I use the events to trigger some additional logic, but if my syncthing goes down, so do the events stored in memory and anything that I missed is now lost forever.
Is there any existing way that I can parse historic events? If not, how do I add a feature request?
There isn’t. I’m also somewhat skeptical that it would be a good idea to attempt to persist events, and even we did there would need to be a limit to the amount of events stored. That means there remain situations where you lose events, so you’ll sort of need to be prepared to handle that regardless…
I’d like to implement a Pull Request for this. I’m thinking of allowing a for a new config parameter to specify DB connection details as well as a list of event types that should be stored.
Quick one, where in the code is the config reader and the event creation and storage handler?
I considered that. I have an application polling now every 6 seconds, but it seems the API returns a max of 1000 events (which doesn’t seem to be configurable).

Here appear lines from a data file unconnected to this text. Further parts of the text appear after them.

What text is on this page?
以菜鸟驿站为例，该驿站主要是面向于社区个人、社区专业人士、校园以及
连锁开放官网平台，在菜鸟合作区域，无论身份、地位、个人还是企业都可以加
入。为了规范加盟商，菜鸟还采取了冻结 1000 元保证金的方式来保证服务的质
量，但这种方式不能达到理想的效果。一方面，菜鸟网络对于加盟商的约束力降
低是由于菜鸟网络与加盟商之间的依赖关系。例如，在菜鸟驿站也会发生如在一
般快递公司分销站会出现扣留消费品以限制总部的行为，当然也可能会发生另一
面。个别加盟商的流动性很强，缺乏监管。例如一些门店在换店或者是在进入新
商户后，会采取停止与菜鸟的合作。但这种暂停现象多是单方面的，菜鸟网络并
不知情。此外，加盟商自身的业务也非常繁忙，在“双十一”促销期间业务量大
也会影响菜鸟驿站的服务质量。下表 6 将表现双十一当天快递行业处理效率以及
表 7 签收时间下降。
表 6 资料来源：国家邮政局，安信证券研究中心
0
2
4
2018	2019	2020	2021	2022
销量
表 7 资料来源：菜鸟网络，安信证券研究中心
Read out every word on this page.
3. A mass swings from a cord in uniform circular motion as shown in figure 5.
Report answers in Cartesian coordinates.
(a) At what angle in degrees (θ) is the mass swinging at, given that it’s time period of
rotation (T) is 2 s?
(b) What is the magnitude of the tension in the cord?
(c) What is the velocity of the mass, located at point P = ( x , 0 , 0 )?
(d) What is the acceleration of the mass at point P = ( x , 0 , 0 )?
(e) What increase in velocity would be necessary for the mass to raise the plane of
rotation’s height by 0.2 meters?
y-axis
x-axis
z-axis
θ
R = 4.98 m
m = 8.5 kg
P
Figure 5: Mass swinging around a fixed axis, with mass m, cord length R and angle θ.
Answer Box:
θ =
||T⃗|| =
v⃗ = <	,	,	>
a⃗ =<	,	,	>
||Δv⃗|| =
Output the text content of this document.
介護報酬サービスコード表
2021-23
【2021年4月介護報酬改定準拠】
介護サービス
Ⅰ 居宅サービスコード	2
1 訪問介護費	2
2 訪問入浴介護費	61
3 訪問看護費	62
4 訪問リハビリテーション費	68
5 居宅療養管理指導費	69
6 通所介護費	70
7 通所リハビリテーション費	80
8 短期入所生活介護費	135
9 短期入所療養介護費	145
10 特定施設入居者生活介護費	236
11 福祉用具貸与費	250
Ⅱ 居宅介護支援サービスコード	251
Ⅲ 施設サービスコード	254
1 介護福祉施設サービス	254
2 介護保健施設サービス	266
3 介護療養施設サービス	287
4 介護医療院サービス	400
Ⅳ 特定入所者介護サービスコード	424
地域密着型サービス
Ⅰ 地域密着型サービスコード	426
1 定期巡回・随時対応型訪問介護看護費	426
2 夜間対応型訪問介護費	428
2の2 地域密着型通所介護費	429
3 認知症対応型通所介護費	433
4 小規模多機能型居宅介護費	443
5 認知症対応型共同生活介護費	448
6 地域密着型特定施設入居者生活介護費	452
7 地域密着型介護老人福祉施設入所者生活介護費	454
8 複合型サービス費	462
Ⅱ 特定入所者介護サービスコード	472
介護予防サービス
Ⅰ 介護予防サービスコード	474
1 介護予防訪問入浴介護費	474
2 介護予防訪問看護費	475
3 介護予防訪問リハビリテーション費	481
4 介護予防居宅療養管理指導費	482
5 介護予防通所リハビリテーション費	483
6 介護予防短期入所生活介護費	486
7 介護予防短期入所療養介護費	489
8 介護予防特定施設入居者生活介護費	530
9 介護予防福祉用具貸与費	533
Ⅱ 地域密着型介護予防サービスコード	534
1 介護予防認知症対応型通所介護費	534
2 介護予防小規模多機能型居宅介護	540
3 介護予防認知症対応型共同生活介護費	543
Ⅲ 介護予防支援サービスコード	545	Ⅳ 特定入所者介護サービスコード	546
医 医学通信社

I have around 20 devices reading and writing to multiple folders so I quickly lose events from the API.
Hence I need a different way to get those events and thus am considering long term persistence directly from Syncthing and not from an API polling script.
Ah okay so long polling is the solution. I’ll try it out.
I understand why you don’t want to include it- it would complicate the source code and introduce issues unrelated to what the primary function of Syncthing is
The alternative I would consider, if long polling didn’t work for whatever reason (event buffer overflows during the few milliseconds between two calls), would be to have a pure streaming endpoint instead. That is, you GET an URL and the response is an infinite stream of newline-separated events.
Sure, but that requires extra work. I am also not sure we can use that in the UI as people front syncthing with various ancient versions of apache that don’t support websockets. My idea was that long term we should have a grpc api, where events could be a steam.
Right, but if the UI suddenly switched to use it, and people did not adjust their http server configs (because why would you, if you are just updating an application), I assume we’d be breaking a lot of people.
And we don’t need to break anything. Add the websocket in version x with proper detection, warnings, documentation and require it in version y. That should give users plenty of time to adapt their stack.